I'm giving the nod to Science on this one. Risk management and position sizing do not create an edge, rather they help us to exploit one.
Quite right you need to have the edge first, and then use position sizing etc to ensure that you don't go bankrupt waiting for the edge to work. Interestingly if you have a real edge, you should be able to take an enormous amount of money out of the market
When I started trading the markets looked very random. The more I learned, the less random they looked. The more I learn, and understand, the more money I make. If the markets are all random, than does that mean I have only been lucky up till now? Or is it that the more you learn and understand the more you can see the patterns in the so-called randomness? If I was able to see every input to the market, could it be predicted?
Quite possibly you have an edge. A top ball player knows nothing of newtonian mechanics and wind speeds etc etc but can still catch a ball. For me the point is that the markets are Random does not mean you can't make money from them.
Thats the part I don't understand, if its random, how can I have an edge? Wouldn't random mean that there were no patterns I could exploit for an edge? It seems to me, the more you learn, the less random it is.
Think of a card counter in BlackJack its random but the counter still has an edge think of the count as an indicator. I am fully prepared to belive that you notice something that allows you to trade so it feels non-random. Randomness is a difficult concept, think of the decimal expansion of Pi, its a simple formula to calculate, yet there is no pattern??? Its not Random but sure as hell looks random
"Its not random but sure as hell looks random" I totally understand that. But then I never really believed it was random in the first place. Just realized I didn't understand it all yet. Still don't, but can see more patterns in the "randomness" every day.

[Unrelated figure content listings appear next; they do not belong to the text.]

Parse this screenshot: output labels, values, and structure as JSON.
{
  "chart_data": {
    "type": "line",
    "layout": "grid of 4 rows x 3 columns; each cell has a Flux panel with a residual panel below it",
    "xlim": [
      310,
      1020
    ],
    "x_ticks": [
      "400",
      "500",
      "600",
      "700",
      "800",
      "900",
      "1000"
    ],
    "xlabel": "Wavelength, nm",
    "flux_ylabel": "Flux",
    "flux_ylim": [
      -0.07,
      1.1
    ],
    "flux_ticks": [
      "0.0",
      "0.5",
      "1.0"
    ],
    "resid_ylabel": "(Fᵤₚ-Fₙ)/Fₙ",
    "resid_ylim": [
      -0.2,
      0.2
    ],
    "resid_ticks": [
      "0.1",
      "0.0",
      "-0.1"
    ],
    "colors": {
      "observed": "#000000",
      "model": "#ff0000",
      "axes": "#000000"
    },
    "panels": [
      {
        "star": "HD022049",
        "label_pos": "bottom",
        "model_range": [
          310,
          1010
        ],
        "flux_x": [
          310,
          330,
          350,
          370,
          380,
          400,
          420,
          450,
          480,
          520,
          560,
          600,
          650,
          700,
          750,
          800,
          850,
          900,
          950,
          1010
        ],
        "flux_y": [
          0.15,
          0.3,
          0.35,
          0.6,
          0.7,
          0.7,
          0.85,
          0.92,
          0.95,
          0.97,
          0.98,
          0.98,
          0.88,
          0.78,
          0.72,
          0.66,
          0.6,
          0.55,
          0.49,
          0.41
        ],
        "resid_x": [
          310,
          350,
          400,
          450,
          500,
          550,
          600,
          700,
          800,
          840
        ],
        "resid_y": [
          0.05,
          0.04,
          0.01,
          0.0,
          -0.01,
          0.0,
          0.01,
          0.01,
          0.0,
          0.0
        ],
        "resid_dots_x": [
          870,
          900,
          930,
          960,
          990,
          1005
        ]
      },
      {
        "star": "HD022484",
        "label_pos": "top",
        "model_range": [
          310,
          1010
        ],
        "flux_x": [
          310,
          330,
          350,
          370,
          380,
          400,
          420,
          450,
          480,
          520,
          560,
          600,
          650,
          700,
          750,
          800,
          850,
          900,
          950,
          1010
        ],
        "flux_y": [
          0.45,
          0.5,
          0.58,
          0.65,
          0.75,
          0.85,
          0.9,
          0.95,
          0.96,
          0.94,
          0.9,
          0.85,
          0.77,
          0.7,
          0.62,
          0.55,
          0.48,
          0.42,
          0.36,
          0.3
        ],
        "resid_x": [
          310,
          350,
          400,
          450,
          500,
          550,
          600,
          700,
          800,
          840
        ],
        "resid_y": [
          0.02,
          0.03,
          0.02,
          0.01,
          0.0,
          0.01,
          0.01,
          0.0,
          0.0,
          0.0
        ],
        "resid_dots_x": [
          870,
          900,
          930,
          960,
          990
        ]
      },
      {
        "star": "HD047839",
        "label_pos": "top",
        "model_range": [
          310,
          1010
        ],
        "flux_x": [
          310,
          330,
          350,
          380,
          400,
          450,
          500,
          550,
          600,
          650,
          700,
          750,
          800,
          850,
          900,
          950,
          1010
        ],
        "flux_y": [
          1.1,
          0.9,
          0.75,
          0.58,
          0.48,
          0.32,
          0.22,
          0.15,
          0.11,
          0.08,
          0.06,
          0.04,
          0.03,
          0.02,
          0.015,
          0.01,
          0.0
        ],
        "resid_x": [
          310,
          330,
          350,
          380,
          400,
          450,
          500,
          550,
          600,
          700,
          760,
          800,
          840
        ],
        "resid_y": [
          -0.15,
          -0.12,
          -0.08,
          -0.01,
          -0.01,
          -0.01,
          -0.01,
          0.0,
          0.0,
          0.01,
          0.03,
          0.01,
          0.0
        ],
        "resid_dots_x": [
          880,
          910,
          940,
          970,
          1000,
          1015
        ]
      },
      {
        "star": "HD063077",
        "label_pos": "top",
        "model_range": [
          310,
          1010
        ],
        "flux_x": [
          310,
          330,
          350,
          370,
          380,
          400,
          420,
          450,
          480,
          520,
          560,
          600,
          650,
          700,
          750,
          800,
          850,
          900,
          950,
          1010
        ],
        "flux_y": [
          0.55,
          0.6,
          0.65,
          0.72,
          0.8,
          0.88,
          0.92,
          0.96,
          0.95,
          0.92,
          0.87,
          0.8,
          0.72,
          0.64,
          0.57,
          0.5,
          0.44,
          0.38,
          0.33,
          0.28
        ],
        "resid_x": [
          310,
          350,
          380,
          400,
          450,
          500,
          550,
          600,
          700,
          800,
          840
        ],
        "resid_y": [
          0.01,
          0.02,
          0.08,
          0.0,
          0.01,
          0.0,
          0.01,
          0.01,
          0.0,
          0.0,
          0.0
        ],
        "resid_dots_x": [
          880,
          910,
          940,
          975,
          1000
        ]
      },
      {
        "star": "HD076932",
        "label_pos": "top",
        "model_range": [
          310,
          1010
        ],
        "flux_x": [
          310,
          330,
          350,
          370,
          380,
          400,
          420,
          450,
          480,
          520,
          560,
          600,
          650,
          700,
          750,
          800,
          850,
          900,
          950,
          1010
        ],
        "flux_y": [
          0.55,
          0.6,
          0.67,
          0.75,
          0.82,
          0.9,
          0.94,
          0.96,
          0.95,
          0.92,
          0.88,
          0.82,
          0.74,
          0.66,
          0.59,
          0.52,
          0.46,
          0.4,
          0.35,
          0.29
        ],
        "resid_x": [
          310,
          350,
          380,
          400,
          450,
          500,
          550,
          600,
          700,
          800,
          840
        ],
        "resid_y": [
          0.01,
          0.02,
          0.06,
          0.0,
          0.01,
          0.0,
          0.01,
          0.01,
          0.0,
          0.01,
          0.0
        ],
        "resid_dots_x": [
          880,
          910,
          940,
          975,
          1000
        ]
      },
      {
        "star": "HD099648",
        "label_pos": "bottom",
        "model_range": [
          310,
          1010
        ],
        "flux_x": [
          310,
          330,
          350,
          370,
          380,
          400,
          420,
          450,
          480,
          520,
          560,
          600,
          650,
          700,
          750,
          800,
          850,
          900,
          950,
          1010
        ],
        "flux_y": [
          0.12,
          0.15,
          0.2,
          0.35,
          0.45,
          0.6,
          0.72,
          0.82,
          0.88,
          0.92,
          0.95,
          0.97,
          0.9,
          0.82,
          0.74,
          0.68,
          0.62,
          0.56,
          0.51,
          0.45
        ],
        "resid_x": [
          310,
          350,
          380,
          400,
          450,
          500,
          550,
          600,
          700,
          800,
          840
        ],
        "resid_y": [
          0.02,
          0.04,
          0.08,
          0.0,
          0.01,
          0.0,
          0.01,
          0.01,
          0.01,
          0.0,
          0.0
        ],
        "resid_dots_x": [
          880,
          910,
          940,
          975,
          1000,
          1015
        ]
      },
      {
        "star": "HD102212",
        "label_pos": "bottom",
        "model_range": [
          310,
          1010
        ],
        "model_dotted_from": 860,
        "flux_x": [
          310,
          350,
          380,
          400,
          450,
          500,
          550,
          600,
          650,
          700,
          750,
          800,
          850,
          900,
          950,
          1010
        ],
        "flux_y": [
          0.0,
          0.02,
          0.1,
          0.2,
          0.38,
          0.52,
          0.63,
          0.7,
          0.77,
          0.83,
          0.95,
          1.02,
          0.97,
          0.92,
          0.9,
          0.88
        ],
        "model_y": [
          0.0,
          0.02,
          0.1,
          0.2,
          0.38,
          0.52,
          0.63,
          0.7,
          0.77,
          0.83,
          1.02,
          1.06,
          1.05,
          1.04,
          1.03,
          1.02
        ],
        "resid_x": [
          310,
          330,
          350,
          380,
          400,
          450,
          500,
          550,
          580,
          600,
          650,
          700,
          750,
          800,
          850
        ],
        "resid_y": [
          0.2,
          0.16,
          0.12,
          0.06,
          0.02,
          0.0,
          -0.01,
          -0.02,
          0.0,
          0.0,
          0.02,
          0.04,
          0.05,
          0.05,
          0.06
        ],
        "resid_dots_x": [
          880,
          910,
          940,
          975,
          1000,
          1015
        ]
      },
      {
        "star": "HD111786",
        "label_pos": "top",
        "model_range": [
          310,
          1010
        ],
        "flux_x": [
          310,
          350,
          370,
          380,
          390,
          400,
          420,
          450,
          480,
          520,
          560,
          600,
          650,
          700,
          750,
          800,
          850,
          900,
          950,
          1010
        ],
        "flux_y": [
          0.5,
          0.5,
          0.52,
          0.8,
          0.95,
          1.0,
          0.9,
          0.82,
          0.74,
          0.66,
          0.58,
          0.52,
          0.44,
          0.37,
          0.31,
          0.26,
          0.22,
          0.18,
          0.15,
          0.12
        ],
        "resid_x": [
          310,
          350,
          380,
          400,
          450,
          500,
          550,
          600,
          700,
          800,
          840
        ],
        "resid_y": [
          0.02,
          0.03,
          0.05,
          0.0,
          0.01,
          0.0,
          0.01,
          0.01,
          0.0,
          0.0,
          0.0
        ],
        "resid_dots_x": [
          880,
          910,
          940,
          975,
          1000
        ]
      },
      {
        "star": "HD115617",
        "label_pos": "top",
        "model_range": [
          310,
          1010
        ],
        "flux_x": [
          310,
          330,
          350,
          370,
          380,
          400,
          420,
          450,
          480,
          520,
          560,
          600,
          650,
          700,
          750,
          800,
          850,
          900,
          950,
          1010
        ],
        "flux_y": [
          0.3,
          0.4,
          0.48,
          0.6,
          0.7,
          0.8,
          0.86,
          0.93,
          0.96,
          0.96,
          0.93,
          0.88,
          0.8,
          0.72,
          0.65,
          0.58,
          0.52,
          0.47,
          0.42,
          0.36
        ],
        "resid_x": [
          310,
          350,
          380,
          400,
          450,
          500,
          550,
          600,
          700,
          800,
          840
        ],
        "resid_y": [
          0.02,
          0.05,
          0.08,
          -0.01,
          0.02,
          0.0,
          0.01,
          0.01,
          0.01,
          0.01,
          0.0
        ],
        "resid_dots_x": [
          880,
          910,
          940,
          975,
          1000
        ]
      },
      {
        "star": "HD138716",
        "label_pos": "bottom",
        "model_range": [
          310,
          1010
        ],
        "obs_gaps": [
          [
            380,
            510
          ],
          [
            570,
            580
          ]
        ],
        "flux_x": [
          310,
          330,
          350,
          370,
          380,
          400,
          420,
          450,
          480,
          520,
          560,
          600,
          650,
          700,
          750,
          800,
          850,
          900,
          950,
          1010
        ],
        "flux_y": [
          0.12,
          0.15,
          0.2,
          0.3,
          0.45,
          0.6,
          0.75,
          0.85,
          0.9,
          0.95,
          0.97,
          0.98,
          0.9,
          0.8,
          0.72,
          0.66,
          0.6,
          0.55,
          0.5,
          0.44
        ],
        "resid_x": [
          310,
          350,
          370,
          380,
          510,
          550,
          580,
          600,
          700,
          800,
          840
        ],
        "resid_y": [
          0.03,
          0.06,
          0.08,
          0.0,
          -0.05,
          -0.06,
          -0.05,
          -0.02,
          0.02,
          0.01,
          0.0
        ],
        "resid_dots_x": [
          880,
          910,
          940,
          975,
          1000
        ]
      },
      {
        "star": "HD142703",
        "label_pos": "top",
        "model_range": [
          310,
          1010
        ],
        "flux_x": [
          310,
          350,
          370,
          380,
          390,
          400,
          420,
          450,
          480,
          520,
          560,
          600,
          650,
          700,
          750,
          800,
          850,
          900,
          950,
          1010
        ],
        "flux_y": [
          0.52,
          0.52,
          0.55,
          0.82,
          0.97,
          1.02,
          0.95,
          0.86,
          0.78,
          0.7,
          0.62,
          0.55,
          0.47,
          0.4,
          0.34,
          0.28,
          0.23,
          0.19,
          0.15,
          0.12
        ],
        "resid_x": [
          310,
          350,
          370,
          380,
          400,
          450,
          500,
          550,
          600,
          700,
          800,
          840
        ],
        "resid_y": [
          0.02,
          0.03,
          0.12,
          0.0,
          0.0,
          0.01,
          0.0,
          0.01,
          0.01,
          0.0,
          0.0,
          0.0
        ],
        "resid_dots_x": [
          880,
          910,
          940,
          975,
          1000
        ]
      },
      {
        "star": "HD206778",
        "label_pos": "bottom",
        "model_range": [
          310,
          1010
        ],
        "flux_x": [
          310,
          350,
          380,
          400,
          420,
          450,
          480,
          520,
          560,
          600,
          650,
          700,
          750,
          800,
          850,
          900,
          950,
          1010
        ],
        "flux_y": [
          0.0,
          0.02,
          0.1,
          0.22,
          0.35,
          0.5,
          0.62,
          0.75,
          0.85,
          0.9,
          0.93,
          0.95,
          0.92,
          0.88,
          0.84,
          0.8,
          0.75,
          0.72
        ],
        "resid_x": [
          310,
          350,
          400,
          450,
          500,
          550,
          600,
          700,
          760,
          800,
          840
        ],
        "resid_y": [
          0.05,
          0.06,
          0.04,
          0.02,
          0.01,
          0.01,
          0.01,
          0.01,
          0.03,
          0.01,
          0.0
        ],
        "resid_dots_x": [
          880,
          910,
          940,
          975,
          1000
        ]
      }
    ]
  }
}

I'm probably in over my head here but - in blackjack, the probability that we will see a face card after 40 cards have already come out is related to the number of face cards that have come out prior to that. So the odds are not the same as when the deck was whole. Sometimes, randomly, a lot of small cards come out of the deck and the last 12 cards are made up of a disproportionate number of face cards. In this case we bet more because we know something about the possible combinations of cards which will appear at the end of the game. We have extracted information about the current state of the system by observing past behaviour of it. The outcomes of the deal at the end of the deck are not 'random' if you have been counting the cards and know something about the makeup of the deck. Let me be clear - what I mean is they are not random in terms of the probabilities we could calculate for any two card combination coming out at the beginning of the deal with a whole deck. (Of course they are random if you look for a moment only at those cards which remain). This is not the same thing as a coin flip, where the probabilities are 'reset' after every toss. Wha are the odds that any 'randomly dealt' two card combination will be two face cards if you know that after 40 cards have been dealt, there are only face cards left in the deck? It's amazing how many people here think that something as predictable as human behaviour could be random.